Pandemie, epidemie, tramezzini e ricerca scientifica

2022 01 12

Daniele Langiu, daniele.langiu@gmail.com

Fabio Sdogati, sdogati@mip.polimi.it

La diffusione violenta del Sars-CoV-2 ha prodotto una serie di problemi economici la cui portata, estensione e combinazione sono, dopo due anni dall’inizio della pandemia, ancora in gran parte sul tappeto. Il più grave tra questi problemi economici è sicuramente la perdita di produzione e occupazione attraverso cui sono passati tutti i paesi ad alto reddito pro capite e molti di quelli a reddito pro capite medio e basso, con l’eccezione di poche economie asiatiche. In un articolo del 28 marzo 2020 argomentavamo che all’impatto immediato della recessione, uno shock dal lato dell’offerta, sarebbe seguito uno shock da domanda dovuto alla caduta dei redditi dei fattori della produzione conseguente allo shock sanitario e alla necessaria riduzione del livello dell’attività produttiva, riduzione che si sarebbe trasmessa da economia a economia proprio come avrebbe continuato a trasmettersi il contagio. Ricordiamo questo piccolo contributo per sottolineare che già a marzo 2020 gli effetti dello shock sanitario apparivano gravi e persistenti, e che dunque le autorità di politica economica dovevano prepararsi ad interventi tanto di politica fiscale che di politica monetaria mirati al sostegno della domanda e delle attività produttive.

Oggi, a due anni dall’inizio della crisi, possiamo notare due fatti importanti:

  1. Il primo è che, con la drammatica eccezione dei paesi a reddito pro capite basso e bassissimo, gran parte delle economie nazionali si sta riprendendo più rapidamente del previsto. Noi crediamo che ciò sia dovuto ai programmi di politica fiscale e monetaria adottati e/o appena avviati a livello nazionale e sovranazionale (vedi NextGeneration EU);
  2. Il secondo è che di fronte all’accertata difficoltà a continuare a produrre nel modo tradizionale, negli uffici e nelle fabbriche, si è stabilito e diffuso un modo di produrre che è stato designato con molteplici espressioni più o meno in inglese, ma che noi chiamiamo Lavoro Remoto.

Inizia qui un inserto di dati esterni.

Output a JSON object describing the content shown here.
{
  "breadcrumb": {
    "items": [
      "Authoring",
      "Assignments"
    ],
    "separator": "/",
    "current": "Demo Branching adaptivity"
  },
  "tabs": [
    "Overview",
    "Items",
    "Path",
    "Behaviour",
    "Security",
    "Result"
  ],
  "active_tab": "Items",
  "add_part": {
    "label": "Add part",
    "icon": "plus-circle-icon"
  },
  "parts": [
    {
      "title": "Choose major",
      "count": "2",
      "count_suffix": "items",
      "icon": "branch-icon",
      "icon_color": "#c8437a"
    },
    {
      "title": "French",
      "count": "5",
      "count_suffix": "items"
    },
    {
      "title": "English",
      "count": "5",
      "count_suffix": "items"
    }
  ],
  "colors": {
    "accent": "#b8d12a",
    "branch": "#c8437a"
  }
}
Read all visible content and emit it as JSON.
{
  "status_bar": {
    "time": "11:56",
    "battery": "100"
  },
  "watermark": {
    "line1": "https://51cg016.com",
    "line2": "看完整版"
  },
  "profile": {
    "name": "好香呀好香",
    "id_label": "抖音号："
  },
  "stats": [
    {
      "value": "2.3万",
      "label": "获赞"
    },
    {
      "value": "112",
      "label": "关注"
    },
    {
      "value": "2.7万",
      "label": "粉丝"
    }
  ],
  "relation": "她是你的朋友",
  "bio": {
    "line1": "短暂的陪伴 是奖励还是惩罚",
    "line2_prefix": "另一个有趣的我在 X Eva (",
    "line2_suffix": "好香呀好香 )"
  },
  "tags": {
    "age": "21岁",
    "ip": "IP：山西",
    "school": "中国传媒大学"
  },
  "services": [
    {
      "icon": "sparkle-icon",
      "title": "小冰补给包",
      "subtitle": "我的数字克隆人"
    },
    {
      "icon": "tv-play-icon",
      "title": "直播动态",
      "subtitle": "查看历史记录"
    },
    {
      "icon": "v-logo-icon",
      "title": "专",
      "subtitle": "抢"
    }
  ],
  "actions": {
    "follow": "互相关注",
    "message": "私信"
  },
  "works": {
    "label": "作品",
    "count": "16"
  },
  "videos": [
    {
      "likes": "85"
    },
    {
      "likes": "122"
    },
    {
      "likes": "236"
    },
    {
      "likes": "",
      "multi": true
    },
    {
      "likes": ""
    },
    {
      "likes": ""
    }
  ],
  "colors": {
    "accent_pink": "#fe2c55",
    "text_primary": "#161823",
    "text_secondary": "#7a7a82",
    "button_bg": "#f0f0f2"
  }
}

Qui ci occupiamo di questo secondo tema, e ci chiediamo se esso costituisca l’inizio di una tendenza destinata a modificare permanentemente l’organizzazione del lavoro. In questo breve scritto non è possibile discutere di tutte le implicazioni dell’adozione di questo modo di produrre: ad esempio, non si discute del contributo che esso può dare alla riduzione della velocità di diffusione del virus, né degli effetti della didattica a distanza sulla formazione dei giovani. Qui ci limitiamo piuttosto al seguente quesito:

chiarito che non è vero che siamo in una situazione ‘post-pandemica’, assumendo che la situazione sanitaria si vada avvicinando asintoticamente alla normalità (qualunque cosa essa sia) e/o all’epidemia, che probabilità esiste che il Lavoro Remoto resti pratica diffusa o, addirittura, crescentemente diffusa anche in futuro?

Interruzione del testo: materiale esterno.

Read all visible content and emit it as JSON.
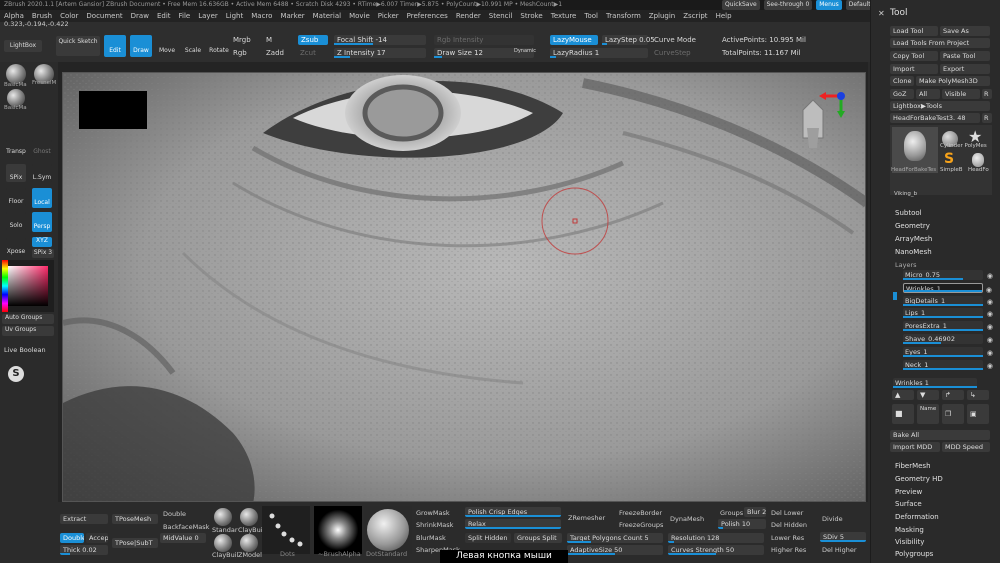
{
  "titlebar": {
    "text": "ZBrush 2020.1.1 [Artem Gansior]   ZBrush Document   • Free Mem 16.636GB • Active Mem 6488 • Scratch Disk 4293 • RTime▶6.007 Timer▶5.875 • PolyCount▶10.991 MP • MeshCount▶1",
    "quicksave": "QuickSave",
    "seethrough": "See-through 0",
    "menus": "Menus",
    "zscript": "DefaultZScript"
  },
  "menubar": [
    "Alpha",
    "Brush",
    "Color",
    "Document",
    "Draw",
    "Edit",
    "File",
    "Layer",
    "Light",
    "Macro",
    "Marker",
    "Material",
    "Movie",
    "Picker",
    "Preferences",
    "Render",
    "Stencil",
    "Stroke",
    "Texture",
    "Tool",
    "Transform",
    "Zplugin",
    "Zscript",
    "Help"
  ],
  "toolbar": {
    "lightbox": "LightBox",
    "quicksketch": "Quick Sketch",
    "edit": "Edit",
    "draw": "Draw",
    "move": "Move",
    "scale": "Scale",
    "rotate": "Rotate",
    "mrgb": "Mrgb",
    "rgb": "Rgb",
    "m": "M",
    "zadd": "Zadd",
    "zsub": "Zsub",
    "zcut": "Zcut",
    "focal_shift": "Focal Shift -14",
    "z_intensity": "Z Intensity 17",
    "rgb_intensity": "Rgb Intensity",
    "draw_size": "Draw Size 12",
    "dynamic": "Dynamic",
    "lazymouse": "LazyMouse",
    "lazystep": "LazyStep 0.05",
    "lazyradius": "LazyRadius 1",
    "curve_mode": "Curve Mode",
    "curve_step": "CurveStep",
    "active_points": "ActivePoints: 10.995 Mil",
    "total_points": "TotalPoints: 11.167 Mil"
  },
  "coords": "0.323,-0.194,-0.422",
  "leftshelf": {
    "brush1": "BasicMa",
    "brush2": "FresnelM",
    "brush3": "BasicMa",
    "transp": "Transp",
    "ghost": "Ghost",
    "spix": "SPix",
    "lsym": "L.Sym",
    "floor": "Floor",
    "local": "Local",
    "solo": "Solo",
    "persp": "Persp",
    "xpose": "Xpose",
    "xyz": "XYZ",
    "spix3": "SPix 3",
    "autogroups": "Auto Groups",
    "uvgroups": "Uv Groups",
    "liveboolean": "Live Boolean"
  },
  "rightpanel": {
    "tool": "Tool",
    "load_tool": "Load Tool",
    "save_as": "Save As",
    "load_from_project": "Load Tools From Project",
    "copy_tool": "Copy Tool",
    "paste_tool": "Paste Tool",
    "import": "Import",
    "export": "Export",
    "clone": "Clone",
    "make_polymesh": "Make PolyMesh3D",
    "goz": "GoZ",
    "all": "All",
    "visible": "Visible",
    "r": "R",
    "lightbox_tools": "Lightbox▶Tools",
    "current_tool": "HeadForBakeTest3. 48",
    "thumb_label": "HeadForBakeTes",
    "cylinder": "Cylinder PolyMes",
    "simplebrush": "SimpleB",
    "headforb": "HeadFo",
    "viking": "Viking_b",
    "subtool": "Subtool",
    "geometry": "Geometry",
    "arraymesh": "ArrayMesh",
    "nanomesh": "NanoMesh",
    "layers": "Layers",
    "layer_list": [
      {
        "name": "Micro",
        "value": "0.75"
      },
      {
        "name": "Wrinkles",
        "value": "1"
      },
      {
        "name": "BigDetails",
        "value": "1"
      },
      {
        "name": "Lips",
        "value": "1"
      },
      {
        "name": "PoresExtra",
        "value": "1"
      },
      {
        "name": "Shave",
        "value": "0.46902"
      },
      {
        "name": "Eyes",
        "value": "1"
      },
      {
        "name": "Neck",
        "value": "1"
      }
    ],
    "layer_fills": [
      0.75,
      1,
      1,
      1,
      1,
      0.47,
      1,
      1
    ],
    "wrinkles_active": "Wrinkles 1",
    "name": "Name",
    "bake_all": "Bake All",
    "import_mdd": "Import MDD",
    "mdd_speed": "MDD Speed",
    "fibermesh": "FiberMesh",
    "geometry_hd": "Geometry HD",
    "preview": "Preview",
    "surface": "Surface",
    "deformation": "Deformation",
    "masking": "Masking",
    "visibility": "Visibility",
    "polygroups": "Polygroups"
  },
  "bottombar": {
    "extract": "Extract",
    "tposemesh": "TPoseMesh",
    "double": "Double",
    "backfacemask": "BackfaceMask",
    "midvalue": "MidValue 0",
    "double2": "Double",
    "accept": "Accept",
    "thick": "Thick 0.02",
    "tposesubt": "TPose|SubT",
    "standard": "Standar",
    "claybuild": "ClayBuil",
    "claybuild2": "ClayBuil",
    "zmodeler": "ZModel",
    "dots": "Dots",
    "brushalpha": "~BrushAlpha",
    "dotsstandard": "DotStandard",
    "growmask": "GrowMask",
    "shrinkmask": "ShrinkMask",
    "blurmask": "BlurMask",
    "sharpenmask": "SharpenMask",
    "polish_crisp": "Polish Crisp Edges",
    "relax": "Relax",
    "split_hidden": "Split Hidden",
    "groups_split": "Groups Split",
    "target_polygons": "Target Polygons Count 5",
    "adaptivesize": "AdaptiveSize 50",
    "zremesher": "ZRemesher",
    "freezeborder": "FreezeBorder",
    "freezegroups": "FreezeGroups",
    "dynamesh": "DynaMesh",
    "resolution": "Resolution 128",
    "curves_strength": "Curves Strength 50",
    "groups": "Groups",
    "blur": "Blur 2",
    "polish": "Polish 10",
    "del_lower": "Del Lower",
    "del_hidden": "Del Hidden",
    "lower_res": "Lower Res",
    "higher_res": "Higher Res",
    "divide": "Divide",
    "sdiv": "SDiv 5",
    "del_higher": "Del Higher"
  },
  "caption": "Левая кнопка мыши"
}
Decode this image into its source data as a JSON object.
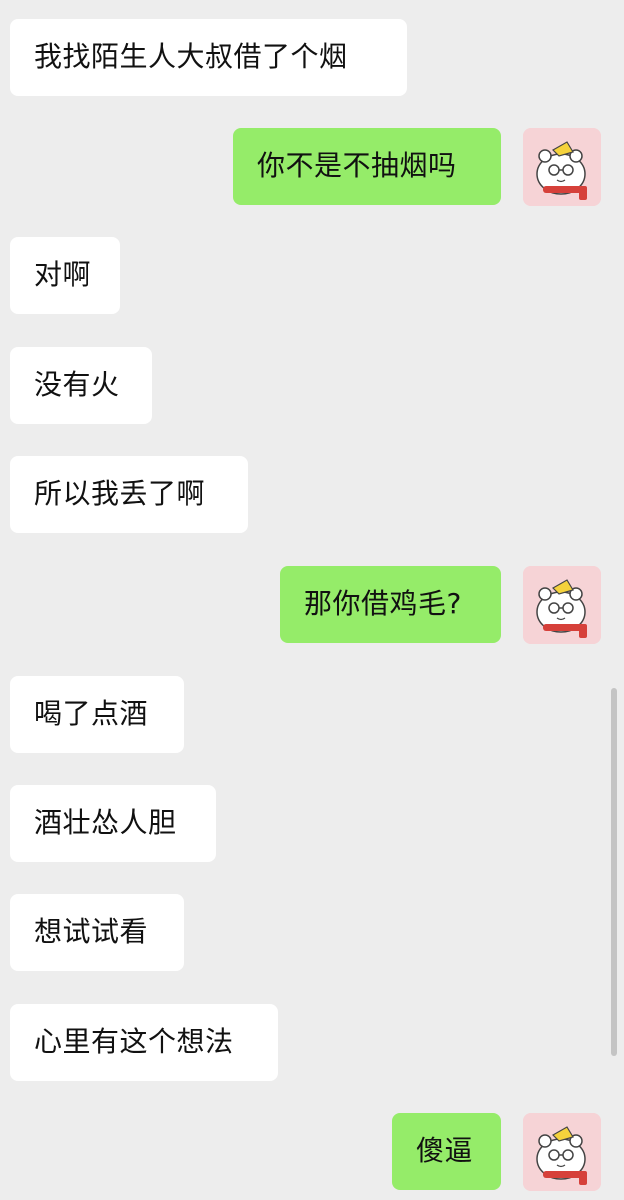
{
  "messages": [
    {
      "side": "in",
      "text": "我找陌生人大叔借了个烟"
    },
    {
      "side": "out",
      "text": "你不是不抽烟吗"
    },
    {
      "side": "in",
      "text": "对啊"
    },
    {
      "side": "in",
      "text": "没有火"
    },
    {
      "side": "in",
      "text": "所以我丢了啊"
    },
    {
      "side": "out",
      "text": "那你借鸡毛?"
    },
    {
      "side": "in",
      "text": "喝了点酒"
    },
    {
      "side": "in",
      "text": "酒壮怂人胆"
    },
    {
      "side": "in",
      "text": "想试试看"
    },
    {
      "side": "in",
      "text": "心里有这个想法"
    },
    {
      "side": "out",
      "text": "傻逼"
    }
  ],
  "colors": {
    "incoming": "#ffffff",
    "outgoing": "#95ec69",
    "background": "#ededed"
  },
  "avatar_icon": "cartoon-bear-avatar-icon"
}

Il nostro filo logico è il seguente:

  1. Il lavoro remoto ha costituito, e costituisce, un fenomeno quantitativamente rilevante? In altri termini, vale la pena parlarne?
  2. Se lo è, cioè se le imprese vi hanno fatto ricorso come strumento di importanza strategica per il contenimento della compressione della produzione indotta dalla pandemia, allora sarà bene tenere presente che ciò avverrà ancora, quantomeno in situazioni comparabili a quelle che stiamo vivendo;
  3. Ammesso che il lavoro remoto sia uno strumento rilevante per le imprese, può diventare un fattore determinante per i lavoratori per scegliere la loro prossima occupazione?